Hmm, apparently the other answerers' algebra classes were a lot more intense than mine...My answer's based on what I would have been comfortable with after basic algebra and geometry.

Basically, if you think graphically, instantaneous velocity is the slope of a line at a single point rather than over an interval. At least that's what you want. So, if you happen to be going at a constant velocity (any straight line on a position graph), you can just use the slope formula. Where calculus comes in is if you're dealing with an inconstant velocity (a curved line).

If that's not making sense right off, just try to realistically graph the movement of a car as it accelerates/decelerates, where the y-axis is position and the x-axis is time.

Using algebra, you can't take the slope of a curved line. What you can do is take the slope between two points on the curve. The closer these points get to each other, the closer the slope between them will approximate the actual slope of the curve. So, if the slope between t=5.001 min. and t=5.01 min. is 40, then that approximates the actual slope, and instantaneous velocity, at t=5.0055 min.

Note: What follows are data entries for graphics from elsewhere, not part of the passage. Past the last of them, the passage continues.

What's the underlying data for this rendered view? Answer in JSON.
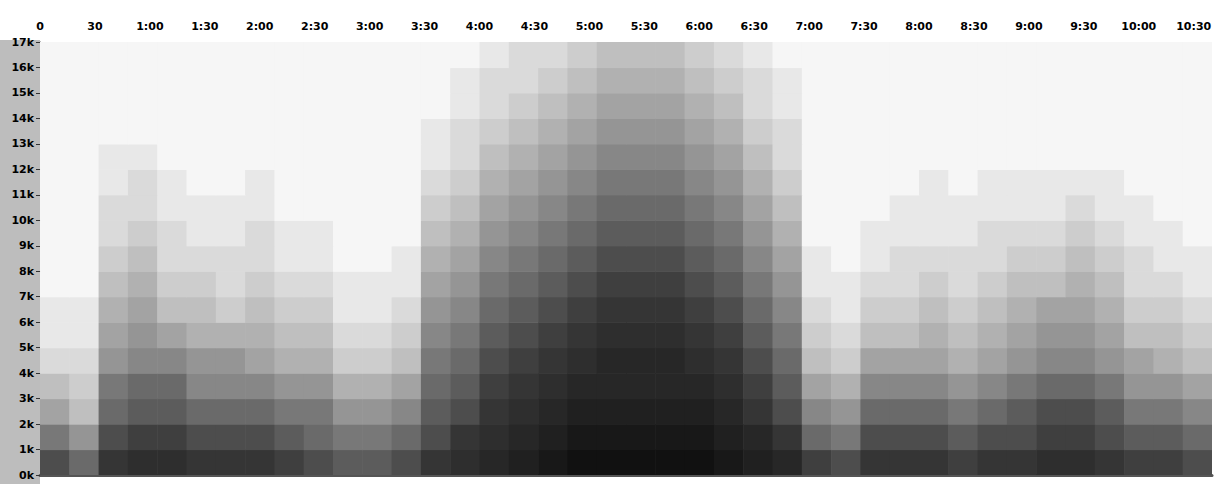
{
  "chart_data": {
    "type": "spectrogram",
    "xlim": [
      0,
      640
    ],
    "xticks": [
      0,
      30,
      {
        "value": 60,
        "label": "1:00"
      },
      {
        "value": 90,
        "label": "1:30"
      },
      {
        "value": 120,
        "label": "2:00"
      },
      {
        "value": 150,
        "label": "2:30"
      },
      {
        "value": 180,
        "label": "3:00"
      },
      {
        "value": 210,
        "label": "3:30"
      },
      {
        "value": 240,
        "label": "4:00"
      },
      {
        "value": 270,
        "label": "4:30"
      },
      {
        "value": 300,
        "label": "5:00"
      },
      {
        "value": 330,
        "label": "5:30"
      },
      {
        "value": 360,
        "label": "6:00"
      },
      {
        "value": 390,
        "label": "6:30"
      },
      {
        "value": 420,
        "label": "7:00"
      },
      {
        "value": 450,
        "label": "7:30"
      },
      {
        "value": 480,
        "label": "8:00"
      },
      {
        "value": 510,
        "label": "8:30"
      },
      {
        "value": 540,
        "label": "9:00"
      },
      {
        "value": 570,
        "label": "9:30"
      },
      {
        "value": 600,
        "label": "10:00"
      },
      {
        "value": 630,
        "label": "10:30"
      }
    ],
    "ylim": [
      0,
      17000
    ],
    "yticks": [
      {
        "value": 0,
        "label": "0k"
      },
      {
        "value": 1000,
        "label": "1k"
      },
      {
        "value": 2000,
        "label": "2k"
      },
      {
        "value": 3000,
        "label": "3k"
      },
      {
        "value": 4000,
        "label": "4k"
      },
      {
        "value": 5000,
        "label": "5k"
      },
      {
        "value": 6000,
        "label": "6k"
      },
      {
        "value": 7000,
        "label": "7k"
      },
      {
        "value": 8000,
        "label": "8k"
      },
      {
        "value": 9000,
        "label": "9k"
      },
      {
        "value": 10000,
        "label": "10k"
      },
      {
        "value": 11000,
        "label": "11k"
      },
      {
        "value": 12000,
        "label": "12k"
      },
      {
        "value": 13000,
        "label": "13k"
      },
      {
        "value": 14000,
        "label": "14k"
      },
      {
        "value": 15000,
        "label": "15k"
      },
      {
        "value": 16000,
        "label": "16k"
      },
      {
        "value": 17000,
        "label": "17k"
      }
    ],
    "time_bins": [
      0,
      16,
      32,
      48,
      64,
      80,
      96,
      112,
      128,
      144,
      160,
      176,
      192,
      208,
      224,
      240,
      256,
      272,
      288,
      304,
      320,
      336,
      352,
      368,
      384,
      400,
      416,
      432,
      448,
      464,
      480,
      496,
      512,
      528,
      544,
      560,
      576,
      592,
      608,
      624,
      640
    ],
    "freq_bins": [
      0,
      1000,
      2000,
      3000,
      4000,
      5000,
      6000,
      7000,
      8000,
      9000,
      10000,
      11000,
      12000,
      13000,
      14000,
      15000,
      16000,
      17000
    ],
    "intensity_range": [
      0,
      1
    ],
    "cells": [
      [
        0.6,
        0.5,
        0.7,
        0.75,
        0.75,
        0.7,
        0.7,
        0.7,
        0.65,
        0.6,
        0.55,
        0.55,
        0.6,
        0.7,
        0.75,
        0.8,
        0.85,
        0.9,
        0.95,
        0.95,
        0.95,
        0.95,
        0.95,
        0.9,
        0.85,
        0.8,
        0.65,
        0.6,
        0.7,
        0.7,
        0.7,
        0.65,
        0.7,
        0.7,
        0.75,
        0.75,
        0.7,
        0.65,
        0.65,
        0.6
      ],
      [
        0.45,
        0.35,
        0.6,
        0.65,
        0.65,
        0.6,
        0.6,
        0.6,
        0.55,
        0.5,
        0.45,
        0.45,
        0.5,
        0.6,
        0.7,
        0.75,
        0.8,
        0.85,
        0.9,
        0.9,
        0.9,
        0.9,
        0.9,
        0.85,
        0.8,
        0.7,
        0.5,
        0.45,
        0.6,
        0.6,
        0.6,
        0.55,
        0.6,
        0.6,
        0.65,
        0.65,
        0.6,
        0.55,
        0.55,
        0.5
      ],
      [
        0.3,
        0.2,
        0.5,
        0.55,
        0.55,
        0.5,
        0.5,
        0.5,
        0.45,
        0.45,
        0.35,
        0.35,
        0.4,
        0.55,
        0.6,
        0.7,
        0.75,
        0.8,
        0.85,
        0.85,
        0.85,
        0.85,
        0.85,
        0.8,
        0.7,
        0.6,
        0.4,
        0.35,
        0.5,
        0.5,
        0.5,
        0.45,
        0.5,
        0.55,
        0.6,
        0.6,
        0.55,
        0.45,
        0.45,
        0.4
      ],
      [
        0.2,
        0.15,
        0.45,
        0.5,
        0.5,
        0.4,
        0.4,
        0.4,
        0.35,
        0.35,
        0.25,
        0.25,
        0.3,
        0.5,
        0.55,
        0.65,
        0.7,
        0.75,
        0.8,
        0.8,
        0.8,
        0.8,
        0.8,
        0.75,
        0.65,
        0.55,
        0.3,
        0.25,
        0.4,
        0.4,
        0.4,
        0.35,
        0.4,
        0.45,
        0.5,
        0.5,
        0.45,
        0.35,
        0.35,
        0.3
      ],
      [
        0.1,
        0.1,
        0.35,
        0.4,
        0.4,
        0.35,
        0.35,
        0.3,
        0.25,
        0.25,
        0.15,
        0.15,
        0.2,
        0.45,
        0.5,
        0.6,
        0.65,
        0.7,
        0.75,
        0.8,
        0.8,
        0.8,
        0.75,
        0.7,
        0.6,
        0.5,
        0.2,
        0.15,
        0.3,
        0.3,
        0.3,
        0.25,
        0.3,
        0.35,
        0.4,
        0.4,
        0.35,
        0.3,
        0.25,
        0.2
      ],
      [
        0.05,
        0.05,
        0.3,
        0.35,
        0.3,
        0.25,
        0.25,
        0.25,
        0.2,
        0.2,
        0.1,
        0.1,
        0.15,
        0.4,
        0.45,
        0.55,
        0.6,
        0.65,
        0.7,
        0.75,
        0.75,
        0.75,
        0.7,
        0.65,
        0.55,
        0.45,
        0.15,
        0.1,
        0.2,
        0.2,
        0.25,
        0.2,
        0.25,
        0.3,
        0.35,
        0.35,
        0.3,
        0.2,
        0.2,
        0.15
      ],
      [
        0.05,
        0.05,
        0.25,
        0.3,
        0.2,
        0.2,
        0.15,
        0.2,
        0.15,
        0.15,
        0.05,
        0.05,
        0.1,
        0.35,
        0.4,
        0.5,
        0.55,
        0.6,
        0.65,
        0.7,
        0.7,
        0.7,
        0.65,
        0.6,
        0.5,
        0.4,
        0.1,
        0.05,
        0.15,
        0.15,
        0.2,
        0.15,
        0.2,
        0.25,
        0.3,
        0.3,
        0.25,
        0.15,
        0.15,
        0.1
      ],
      [
        0,
        0,
        0.2,
        0.25,
        0.15,
        0.15,
        0.1,
        0.15,
        0.1,
        0.1,
        0.05,
        0.05,
        0.05,
        0.3,
        0.35,
        0.45,
        0.5,
        0.55,
        0.6,
        0.65,
        0.65,
        0.65,
        0.6,
        0.55,
        0.45,
        0.35,
        0.05,
        0.05,
        0.1,
        0.1,
        0.15,
        0.1,
        0.15,
        0.2,
        0.2,
        0.25,
        0.2,
        0.1,
        0.1,
        0.05
      ],
      [
        0,
        0,
        0.15,
        0.2,
        0.1,
        0.1,
        0.1,
        0.1,
        0.05,
        0.05,
        0,
        0,
        0.05,
        0.25,
        0.3,
        0.4,
        0.45,
        0.5,
        0.55,
        0.6,
        0.6,
        0.6,
        0.55,
        0.5,
        0.4,
        0.3,
        0.05,
        0,
        0.05,
        0.1,
        0.1,
        0.1,
        0.1,
        0.15,
        0.15,
        0.2,
        0.15,
        0.1,
        0.05,
        0.05
      ],
      [
        0,
        0,
        0.1,
        0.15,
        0.1,
        0.05,
        0.05,
        0.1,
        0.05,
        0.05,
        0,
        0,
        0,
        0.2,
        0.25,
        0.35,
        0.4,
        0.45,
        0.5,
        0.55,
        0.55,
        0.55,
        0.5,
        0.45,
        0.35,
        0.25,
        0,
        0,
        0.05,
        0.05,
        0.05,
        0.05,
        0.1,
        0.1,
        0.1,
        0.15,
        0.1,
        0.05,
        0.05,
        0
      ],
      [
        0,
        0,
        0.1,
        0.1,
        0.05,
        0.05,
        0.05,
        0.05,
        0,
        0,
        0,
        0,
        0,
        0.15,
        0.2,
        0.3,
        0.35,
        0.4,
        0.45,
        0.5,
        0.5,
        0.5,
        0.45,
        0.4,
        0.3,
        0.2,
        0,
        0,
        0,
        0.05,
        0.05,
        0.05,
        0.05,
        0.05,
        0.05,
        0.1,
        0.05,
        0.05,
        0,
        0
      ],
      [
        0,
        0,
        0.05,
        0.1,
        0.05,
        0,
        0,
        0.05,
        0,
        0,
        0,
        0,
        0,
        0.1,
        0.15,
        0.25,
        0.3,
        0.35,
        0.4,
        0.45,
        0.45,
        0.45,
        0.4,
        0.35,
        0.25,
        0.15,
        0,
        0,
        0,
        0,
        0.05,
        0,
        0.05,
        0.05,
        0.05,
        0.05,
        0.05,
        0,
        0,
        0
      ],
      [
        0,
        0,
        0.05,
        0.05,
        0,
        0,
        0,
        0,
        0,
        0,
        0,
        0,
        0,
        0.05,
        0.1,
        0.2,
        0.25,
        0.3,
        0.35,
        0.4,
        0.4,
        0.4,
        0.35,
        0.3,
        0.2,
        0.1,
        0,
        0,
        0,
        0,
        0,
        0,
        0,
        0,
        0,
        0,
        0,
        0,
        0,
        0
      ],
      [
        0,
        0,
        0,
        0,
        0,
        0,
        0,
        0,
        0,
        0,
        0,
        0,
        0,
        0.05,
        0.1,
        0.15,
        0.2,
        0.25,
        0.3,
        0.35,
        0.35,
        0.35,
        0.3,
        0.25,
        0.15,
        0.1,
        0,
        0,
        0,
        0,
        0,
        0,
        0,
        0,
        0,
        0,
        0,
        0,
        0,
        0
      ],
      [
        0,
        0,
        0,
        0,
        0,
        0,
        0,
        0,
        0,
        0,
        0,
        0,
        0,
        0,
        0.05,
        0.1,
        0.15,
        0.2,
        0.25,
        0.3,
        0.3,
        0.3,
        0.25,
        0.2,
        0.1,
        0.05,
        0,
        0,
        0,
        0,
        0,
        0,
        0,
        0,
        0,
        0,
        0,
        0,
        0,
        0
      ],
      [
        0,
        0,
        0,
        0,
        0,
        0,
        0,
        0,
        0,
        0,
        0,
        0,
        0,
        0,
        0.05,
        0.1,
        0.1,
        0.15,
        0.2,
        0.25,
        0.25,
        0.25,
        0.2,
        0.15,
        0.1,
        0.05,
        0,
        0,
        0,
        0,
        0,
        0,
        0,
        0,
        0,
        0,
        0,
        0,
        0,
        0
      ],
      [
        0,
        0,
        0,
        0,
        0,
        0,
        0,
        0,
        0,
        0,
        0,
        0,
        0,
        0,
        0,
        0.05,
        0.1,
        0.1,
        0.15,
        0.2,
        0.2,
        0.2,
        0.15,
        0.1,
        0.05,
        0,
        0,
        0,
        0,
        0,
        0,
        0,
        0,
        0,
        0,
        0,
        0,
        0,
        0,
        0
      ]
    ]
  }
}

I don't think I can get much more specific/accurate without going into (pre-)calculus.

Answer 6

A state-variable kind of approach: (represents the physical states of a system)

Newton's first law of motion says that without external forces, masses will move at constant velocity. Every change in velocity (for a car, whether a change in speed due to braking, or a change in direction due to friction of the tires and the steering mechanism) is due to an external force.

So the "state" of the car at any instant in time is its velocity; distance traveled can be derived from velocity:

While you are going 60mi/hr = 26.8m/sec (see conversion factors) in a particular direction at constant velocity, you can multiply a change in time times velocity and get distance: 26.8m/sec = 26.8 meters in one second. Or 26.8mm in one millisecond. Or 26.8 micrometers in one microsecond.

The process of going from velocity to (directed) distance is called integration, and for those two variables (velocity and directed distance) is just the summing up of distance increments (= velocity * time increments) over infinitesimally short periods of time. For smoothly varying velocities, coarse time increments are a good approximation to reality -- differential equation solvers use this or similar approaches (e.g. Simpson's Rule) to perform integration.

But instantaneous velocity...you aren't measuring average speed for a given amount of time

Well, instantaneous velocity is just the limit of average velocity as the time period becomes infinitely small.